GUILLAUME DARCEL

vsd
N° 745 - 12 au 18 décembre 1991
Condamné pour trafic d’armes, Didier Chamizo a redécouvert la joie de peindre en prison. Aujourd’hui son talent est reconnu par tous mais, interdit de séjour à Paris, il ne peut assister à ses propres expositions.
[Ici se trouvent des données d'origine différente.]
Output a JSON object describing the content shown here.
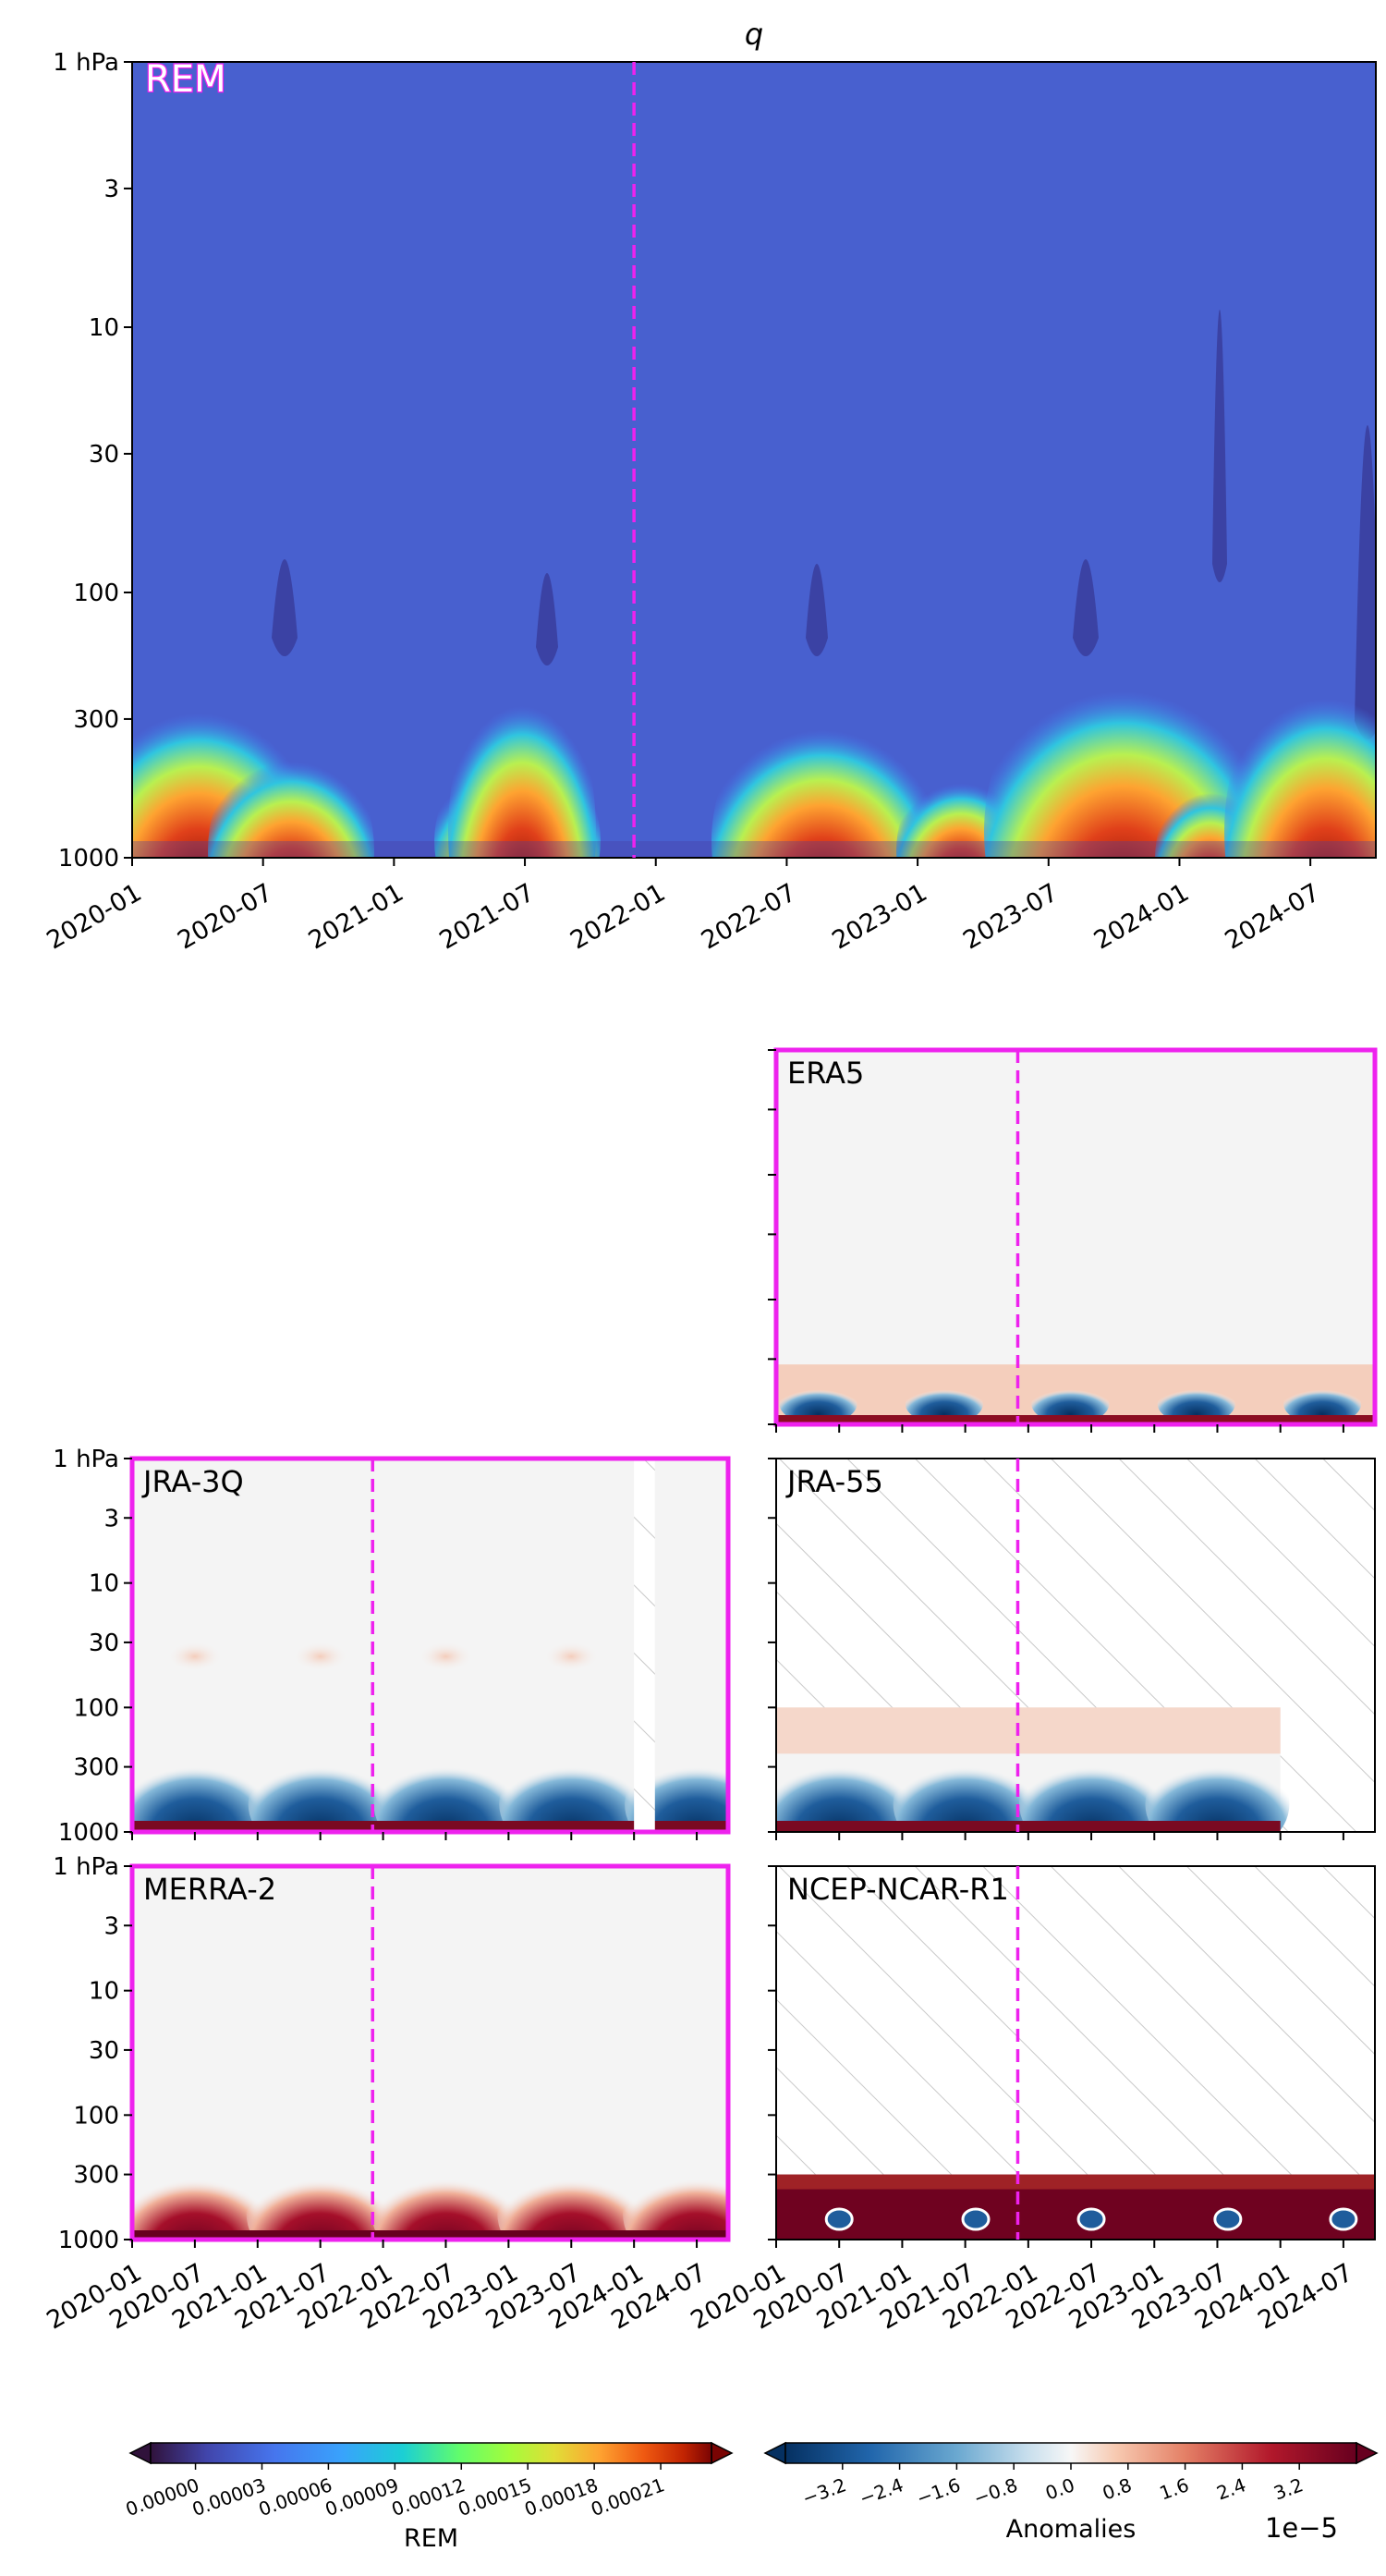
{
  "chart_data": [
    {
      "type": "heatmap",
      "panel": "main",
      "title": "q",
      "label": "REM",
      "x_ticks": [
        "2020-01",
        "2020-07",
        "2021-01",
        "2021-07",
        "2022-01",
        "2022-07",
        "2023-01",
        "2023-07",
        "2024-01",
        "2024-07"
      ],
      "y_ticks": [
        "1 hPa",
        "3",
        "10",
        "30",
        "100",
        "300",
        "1000"
      ],
      "y_scale": "log",
      "ylim": [
        1000,
        1
      ],
      "marker_date": "2021-12",
      "grid": false
    },
    {
      "type": "heatmap",
      "panel": "anomaly",
      "label": "ERA5",
      "highlighted": true,
      "show_y_labels": false,
      "show_x_labels": false,
      "marker_date": "2021-12"
    },
    {
      "type": "heatmap",
      "panel": "anomaly",
      "label": "JRA-3Q",
      "highlighted": true,
      "y_ticks": [
        "1 hPa",
        "3",
        "10",
        "30",
        "100",
        "300",
        "1000"
      ],
      "show_y_labels": true,
      "show_x_labels": false,
      "marker_date": "2021-12",
      "missing": "2024-01 to 2024-02"
    },
    {
      "type": "heatmap",
      "panel": "anomaly",
      "label": "JRA-55",
      "highlighted": false,
      "show_y_labels": false,
      "show_x_labels": false,
      "marker_date": "2021-12",
      "data_top_hPa": 100,
      "data_end": "2024-01"
    },
    {
      "type": "heatmap",
      "panel": "anomaly",
      "label": "MERRA-2",
      "highlighted": true,
      "y_ticks": [
        "1 hPa",
        "3",
        "10",
        "30",
        "100",
        "300",
        "1000"
      ],
      "show_y_labels": true,
      "show_x_labels": true,
      "marker_date": "2021-12",
      "x_ticks": [
        "2020-01",
        "2020-07",
        "2021-01",
        "2021-07",
        "2022-01",
        "2022-07",
        "2023-01",
        "2023-07",
        "2024-01",
        "2024-07"
      ]
    },
    {
      "type": "heatmap",
      "panel": "anomaly",
      "label": "NCEP-NCAR-R1",
      "highlighted": false,
      "show_y_labels": false,
      "show_x_labels": true,
      "marker_date": "2021-12",
      "data_top_hPa": 300,
      "x_ticks": [
        "2020-01",
        "2020-07",
        "2021-01",
        "2021-07",
        "2022-01",
        "2022-07",
        "2023-01",
        "2023-07",
        "2024-01",
        "2024-07"
      ]
    }
  ],
  "colorbars": {
    "rem": {
      "label": "REM",
      "ticks": [
        "0.00000",
        "0.00003",
        "0.00006",
        "0.00009",
        "0.00012",
        "0.00015",
        "0.00018",
        "0.00021"
      ]
    },
    "anomalies": {
      "label": "Anomalies",
      "offset": "1e−5",
      "ticks": [
        "−3.2",
        "−2.4",
        "−1.6",
        "−0.8",
        "0.0",
        "0.8",
        "1.6",
        "2.4",
        "3.2"
      ]
    }
  },
  "colors": {
    "highlight": "#ee22ee",
    "marker_line": "#ee22ee",
    "rem_background": "#4860cf",
    "anomaly_neutral": "#f4f4f4"
  }
}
Chamizo, 10 ans de peinture
derrière les barreaux

Didier Chamizo a redécouvert la joie de peindre en prison
«Quand la porte s’est ouverte, j’ai marché pendant dix mètres, et ce fut comme si ces dix ans de prison n’avaient jamais existés.» Dix ans, vraiment et Didier Chamizo avoue qu'il doit parfois se regarder dans un miroir, toucher son propre visage, pour croire que c’est bien lui qui a passé dix années derrière les barreaux. Devant ses éclats de rire, sa rage de peindre, son amour de la vie, on se prend à douter nous aussi. Dix ans, vraiment ? On s’attend à quelqu’un de cassé, d’abîmé par une si longue détention. Et c’est un enfant de 40 ans qui vous accueille, survolté et excité, mais serein comme le sont tous les artistes passionnés par ce qu’ils vivent.

Incarcéré pour sa participation à un trafic d’armes, en 1981, à la prison Saint-Paul de Lyon, puis à la centrale de Val-de-Reuil, Didier Chamizo a été libéré il y a quelques jours. Pendant ces dix années, Chamizo n’a cessé de peindre… sans jamais pouvoir assister à l’accrochage de ses toiles.

Exposition " Liberté " au Centre franco-américain de Lyon, à la Fondation Boris-Vian à Prades, expo " Révolution " à l’hôtel de ville de Saint-Étienne, à la mairie de Lyon (exposition inaugurée par Michel Noir), puis à celle de Cahors : mois après mois, Chamizo est reconnu.

D'abord par ses codétenus et le personnel pénitentiaire (" La plupart ont compris mon travail et semblaient contents que quelque chose de positif se passe à l'intérieur de la prison ") puis par des amoureux de ce coloriste révolté (lors de l'exposition à la galerie Albert-Ier à Paris en 1990, toutes les toiles sont vendues le soir même du vernissage), enfin par les plus importants peintres français contemporains, comme Ben (qui lui enverra des dessins et des autocollants), Vasarely (qui lui fera parvenir ses vœux) ou Gérard Garouste.

La couleur pour oublier l'ombre.
Une passion, une rage. Dix heures par jour, pendant dix ans,
le taulard n'a cessé de peindre.
CORRESPONDANCE ENTRE UN MECENE ET UN TAULARD

Alain-Dominique Perrin, président de la Fondation Cartier pour l'art contemporain, reconnaît très vite chez Chamizo un véritable talent. Il lui écrit en 1988, et entre le taulard et le mécène va alors s’établir une longue correspondance.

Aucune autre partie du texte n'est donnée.